Get Smart. Dumb movie. Doesn't deserve any more than that.
My shoe just got blown off! Would have blown off my socks had I been wearing any! Wild.
Fountain water being blown out of the fountain and pine needles being blown into our faces. It was fun for a few minutes but then we had trouble standing upright and large sheets of something like cardboard or plywood starting flying past our heads.
Lots of trees down.
Look, we're missing some roof.
Oh, there are the shingles.
And debris... and colorful cars. Spiffy.
And no power in the apartment. No way to make dinner. Maybe we should go out and drive across town without street lights and over fallen trees and try to find a restaurant with power to eat at. Long story made shorter, the roads were blocked off by police officers and the only restaurant in town that had power was Red Lobster.
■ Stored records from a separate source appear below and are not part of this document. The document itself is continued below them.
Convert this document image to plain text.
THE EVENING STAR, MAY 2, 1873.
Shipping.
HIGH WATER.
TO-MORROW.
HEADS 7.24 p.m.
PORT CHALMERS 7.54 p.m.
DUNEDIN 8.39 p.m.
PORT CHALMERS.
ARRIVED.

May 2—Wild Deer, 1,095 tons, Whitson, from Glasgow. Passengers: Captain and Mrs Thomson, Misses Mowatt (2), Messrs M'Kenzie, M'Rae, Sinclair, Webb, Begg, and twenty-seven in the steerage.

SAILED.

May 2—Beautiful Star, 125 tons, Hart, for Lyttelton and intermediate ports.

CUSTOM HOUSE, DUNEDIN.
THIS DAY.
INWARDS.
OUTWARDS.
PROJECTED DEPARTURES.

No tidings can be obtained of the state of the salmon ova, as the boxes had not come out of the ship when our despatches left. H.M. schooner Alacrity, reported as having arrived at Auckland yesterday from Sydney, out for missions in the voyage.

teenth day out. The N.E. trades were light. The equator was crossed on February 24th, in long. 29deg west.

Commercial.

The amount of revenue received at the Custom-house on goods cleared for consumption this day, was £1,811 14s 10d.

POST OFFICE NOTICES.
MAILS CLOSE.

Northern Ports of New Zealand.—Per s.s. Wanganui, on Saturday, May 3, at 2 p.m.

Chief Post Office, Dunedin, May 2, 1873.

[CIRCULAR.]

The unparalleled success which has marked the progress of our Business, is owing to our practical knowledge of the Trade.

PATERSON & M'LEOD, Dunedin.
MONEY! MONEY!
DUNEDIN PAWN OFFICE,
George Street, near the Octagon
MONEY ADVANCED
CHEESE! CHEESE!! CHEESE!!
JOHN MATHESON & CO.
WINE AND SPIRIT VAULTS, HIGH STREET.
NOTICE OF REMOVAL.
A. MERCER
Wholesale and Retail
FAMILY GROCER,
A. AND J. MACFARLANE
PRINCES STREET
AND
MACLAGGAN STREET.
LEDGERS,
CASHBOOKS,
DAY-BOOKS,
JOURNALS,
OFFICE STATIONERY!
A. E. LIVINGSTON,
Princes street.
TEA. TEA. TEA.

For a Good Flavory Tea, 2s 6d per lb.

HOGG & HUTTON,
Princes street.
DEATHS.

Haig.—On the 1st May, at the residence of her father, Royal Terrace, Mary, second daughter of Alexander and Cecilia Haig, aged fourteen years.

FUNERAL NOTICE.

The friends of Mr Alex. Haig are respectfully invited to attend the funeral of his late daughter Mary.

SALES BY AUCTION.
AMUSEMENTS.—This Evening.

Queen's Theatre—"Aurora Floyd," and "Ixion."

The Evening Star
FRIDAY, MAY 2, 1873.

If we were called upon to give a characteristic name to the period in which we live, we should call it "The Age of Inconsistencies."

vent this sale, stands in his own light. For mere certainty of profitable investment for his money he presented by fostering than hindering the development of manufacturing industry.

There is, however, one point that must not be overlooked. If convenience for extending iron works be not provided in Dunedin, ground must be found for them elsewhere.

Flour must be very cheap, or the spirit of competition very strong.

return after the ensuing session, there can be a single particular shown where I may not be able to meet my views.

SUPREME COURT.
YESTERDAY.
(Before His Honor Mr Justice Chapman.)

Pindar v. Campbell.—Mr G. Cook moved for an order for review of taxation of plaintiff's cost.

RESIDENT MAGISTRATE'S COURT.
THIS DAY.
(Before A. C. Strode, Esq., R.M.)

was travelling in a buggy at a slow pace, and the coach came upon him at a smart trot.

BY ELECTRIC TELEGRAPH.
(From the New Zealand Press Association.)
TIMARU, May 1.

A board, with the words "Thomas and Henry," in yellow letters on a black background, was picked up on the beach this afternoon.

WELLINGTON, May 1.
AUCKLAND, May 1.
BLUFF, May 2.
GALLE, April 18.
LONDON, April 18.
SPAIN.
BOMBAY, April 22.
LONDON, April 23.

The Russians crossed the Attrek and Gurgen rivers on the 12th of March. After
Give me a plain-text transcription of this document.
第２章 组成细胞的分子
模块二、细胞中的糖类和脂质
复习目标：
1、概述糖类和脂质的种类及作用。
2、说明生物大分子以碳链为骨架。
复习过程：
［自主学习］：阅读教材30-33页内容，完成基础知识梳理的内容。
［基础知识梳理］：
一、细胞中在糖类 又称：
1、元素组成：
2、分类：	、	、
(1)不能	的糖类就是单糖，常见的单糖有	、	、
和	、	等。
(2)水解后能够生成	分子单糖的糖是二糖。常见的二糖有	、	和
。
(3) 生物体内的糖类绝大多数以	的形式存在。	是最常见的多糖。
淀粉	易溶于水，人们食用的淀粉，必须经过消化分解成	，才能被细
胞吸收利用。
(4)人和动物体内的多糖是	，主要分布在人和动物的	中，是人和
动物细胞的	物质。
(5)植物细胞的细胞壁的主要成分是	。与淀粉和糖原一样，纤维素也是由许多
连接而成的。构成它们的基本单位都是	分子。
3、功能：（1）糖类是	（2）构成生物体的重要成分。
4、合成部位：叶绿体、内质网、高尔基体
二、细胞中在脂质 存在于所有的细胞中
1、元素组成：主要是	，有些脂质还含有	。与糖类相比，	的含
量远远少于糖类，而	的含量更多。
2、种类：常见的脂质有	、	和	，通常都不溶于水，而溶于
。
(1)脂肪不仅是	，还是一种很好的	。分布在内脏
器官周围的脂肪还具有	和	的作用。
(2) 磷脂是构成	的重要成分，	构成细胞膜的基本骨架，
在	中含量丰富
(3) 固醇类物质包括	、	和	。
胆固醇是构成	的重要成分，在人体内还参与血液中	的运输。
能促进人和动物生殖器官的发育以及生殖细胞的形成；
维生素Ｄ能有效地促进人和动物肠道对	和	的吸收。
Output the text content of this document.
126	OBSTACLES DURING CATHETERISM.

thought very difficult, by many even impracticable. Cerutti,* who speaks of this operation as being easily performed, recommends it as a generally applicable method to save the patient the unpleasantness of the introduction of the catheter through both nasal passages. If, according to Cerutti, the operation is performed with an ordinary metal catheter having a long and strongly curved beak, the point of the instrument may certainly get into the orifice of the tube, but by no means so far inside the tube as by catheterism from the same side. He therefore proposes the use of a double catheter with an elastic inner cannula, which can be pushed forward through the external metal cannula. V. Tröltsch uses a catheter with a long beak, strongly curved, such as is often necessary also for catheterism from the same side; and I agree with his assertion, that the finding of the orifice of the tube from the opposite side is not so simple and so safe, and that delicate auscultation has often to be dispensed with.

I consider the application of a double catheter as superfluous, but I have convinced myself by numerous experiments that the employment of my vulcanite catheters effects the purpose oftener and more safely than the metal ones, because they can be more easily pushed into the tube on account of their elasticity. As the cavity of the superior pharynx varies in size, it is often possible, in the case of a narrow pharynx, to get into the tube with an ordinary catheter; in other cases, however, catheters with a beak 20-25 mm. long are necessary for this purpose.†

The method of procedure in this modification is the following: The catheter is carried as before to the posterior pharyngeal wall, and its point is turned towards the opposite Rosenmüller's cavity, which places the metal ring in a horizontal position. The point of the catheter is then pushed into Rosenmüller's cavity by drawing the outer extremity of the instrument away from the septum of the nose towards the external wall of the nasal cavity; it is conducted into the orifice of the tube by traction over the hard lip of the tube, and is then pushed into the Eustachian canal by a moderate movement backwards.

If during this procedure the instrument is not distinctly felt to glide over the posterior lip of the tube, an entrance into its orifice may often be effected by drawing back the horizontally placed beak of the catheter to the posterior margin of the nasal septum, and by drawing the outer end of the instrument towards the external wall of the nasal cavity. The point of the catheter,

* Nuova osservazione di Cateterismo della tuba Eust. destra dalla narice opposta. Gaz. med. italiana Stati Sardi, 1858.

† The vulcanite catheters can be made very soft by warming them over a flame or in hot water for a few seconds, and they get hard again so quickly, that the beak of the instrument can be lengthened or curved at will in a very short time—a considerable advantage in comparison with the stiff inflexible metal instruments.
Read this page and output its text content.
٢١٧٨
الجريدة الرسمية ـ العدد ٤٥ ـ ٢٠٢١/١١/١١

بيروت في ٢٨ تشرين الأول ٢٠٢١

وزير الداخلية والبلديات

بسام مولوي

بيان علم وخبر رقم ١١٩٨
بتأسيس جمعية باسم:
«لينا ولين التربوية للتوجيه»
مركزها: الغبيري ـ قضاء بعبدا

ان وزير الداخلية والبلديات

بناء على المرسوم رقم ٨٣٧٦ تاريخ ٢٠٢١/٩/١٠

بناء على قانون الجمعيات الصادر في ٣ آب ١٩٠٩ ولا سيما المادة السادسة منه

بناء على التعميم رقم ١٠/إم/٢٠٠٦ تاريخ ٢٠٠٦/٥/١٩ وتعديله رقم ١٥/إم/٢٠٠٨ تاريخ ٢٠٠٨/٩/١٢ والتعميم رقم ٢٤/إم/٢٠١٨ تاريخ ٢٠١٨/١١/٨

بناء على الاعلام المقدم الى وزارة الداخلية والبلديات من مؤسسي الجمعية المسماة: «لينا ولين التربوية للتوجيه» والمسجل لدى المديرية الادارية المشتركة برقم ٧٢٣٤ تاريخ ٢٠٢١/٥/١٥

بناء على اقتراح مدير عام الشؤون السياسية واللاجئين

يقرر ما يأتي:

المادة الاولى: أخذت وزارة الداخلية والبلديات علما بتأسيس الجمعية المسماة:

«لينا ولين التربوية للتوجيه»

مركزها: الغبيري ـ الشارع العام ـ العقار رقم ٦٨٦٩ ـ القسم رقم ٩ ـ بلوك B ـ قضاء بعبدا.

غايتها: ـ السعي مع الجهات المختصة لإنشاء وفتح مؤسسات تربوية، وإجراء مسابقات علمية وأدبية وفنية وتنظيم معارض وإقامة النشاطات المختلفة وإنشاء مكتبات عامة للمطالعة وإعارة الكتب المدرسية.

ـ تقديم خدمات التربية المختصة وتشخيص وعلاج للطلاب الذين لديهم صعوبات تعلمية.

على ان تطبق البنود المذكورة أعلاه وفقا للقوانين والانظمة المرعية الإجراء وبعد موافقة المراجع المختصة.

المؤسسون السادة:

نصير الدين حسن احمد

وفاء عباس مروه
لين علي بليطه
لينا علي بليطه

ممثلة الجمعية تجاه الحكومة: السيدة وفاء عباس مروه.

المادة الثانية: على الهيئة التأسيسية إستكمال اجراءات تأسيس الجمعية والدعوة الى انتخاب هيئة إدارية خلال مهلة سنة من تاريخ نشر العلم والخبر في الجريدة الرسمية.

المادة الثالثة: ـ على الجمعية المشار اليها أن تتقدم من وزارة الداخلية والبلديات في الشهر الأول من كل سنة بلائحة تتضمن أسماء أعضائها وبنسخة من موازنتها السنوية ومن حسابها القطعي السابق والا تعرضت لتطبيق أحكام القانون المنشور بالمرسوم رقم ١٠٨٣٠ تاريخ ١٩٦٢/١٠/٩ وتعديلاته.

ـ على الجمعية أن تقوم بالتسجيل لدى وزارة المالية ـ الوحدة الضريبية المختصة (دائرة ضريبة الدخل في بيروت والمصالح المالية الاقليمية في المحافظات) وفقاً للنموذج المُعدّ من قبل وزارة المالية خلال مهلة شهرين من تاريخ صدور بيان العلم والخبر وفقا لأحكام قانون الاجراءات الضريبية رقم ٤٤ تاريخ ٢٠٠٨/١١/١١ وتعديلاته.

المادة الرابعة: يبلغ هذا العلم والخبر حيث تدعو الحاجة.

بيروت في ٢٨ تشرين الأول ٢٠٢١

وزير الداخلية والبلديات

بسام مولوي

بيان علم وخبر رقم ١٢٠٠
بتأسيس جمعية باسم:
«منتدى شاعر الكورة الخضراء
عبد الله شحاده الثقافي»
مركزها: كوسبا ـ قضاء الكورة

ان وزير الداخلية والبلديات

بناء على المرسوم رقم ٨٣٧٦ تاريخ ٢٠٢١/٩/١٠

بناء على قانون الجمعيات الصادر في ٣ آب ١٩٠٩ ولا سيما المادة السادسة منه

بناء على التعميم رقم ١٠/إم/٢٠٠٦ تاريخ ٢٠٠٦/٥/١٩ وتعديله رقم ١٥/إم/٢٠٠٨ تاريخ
And husband doesn't eat fish or steak.
After an hour wait...
He was bored but smiley and black and white because in Red Lobster, all photos came out very red and man-that-lives-on-the-sun colored.
I was deep in shirimp/lobster/clams/crab/all-of-the-above heaven. Can't decide, want it all.
Husband just ate about 12 servings of chicken tenders.
By around the 7th chicken tender I got a call from the hotel letting me know that we are without power and going to be closing down and moving 200+ guests and I need to come into work at 4am.
Gah?!?
Yeah.
So we ran home, fumbled around the apartment by candle light, as we don't own a flashlight, then went to bed. Without a fan. Without aircon. Next to a man born in the tropics. I broiled... for about an hour before I had to wake up.
Unless you've been there, it is impossible to imagine what 4am at a powered-down empty hotel is like. It's hard enough to be awake at 4am, but try to stay awake in the dark... in the quiet... with no TV, no computer, no coffee... good lord. I tried to psych myself out with thoughts of crazy killers popping out from dark stairwells. That was my savior.
After about five hours the it was light enough outside to brighten up the lobby through the skylights. The library there? That's how dark (so much darker) the rest of the hotel is. We had to pee by the light of a key chain flash light. While someone decided the chandler is an "emergency light" and should be run by the generator, they didn't care about those poor people stuck in the hotel who may need to pee.
Check out the outside, though.
Ouch.
And so ends the story of why you should own a little charcoal grill, a few flash lights, know where your hand powered radio is, live in a place without so many trees and turn your phone off when you go to dinner.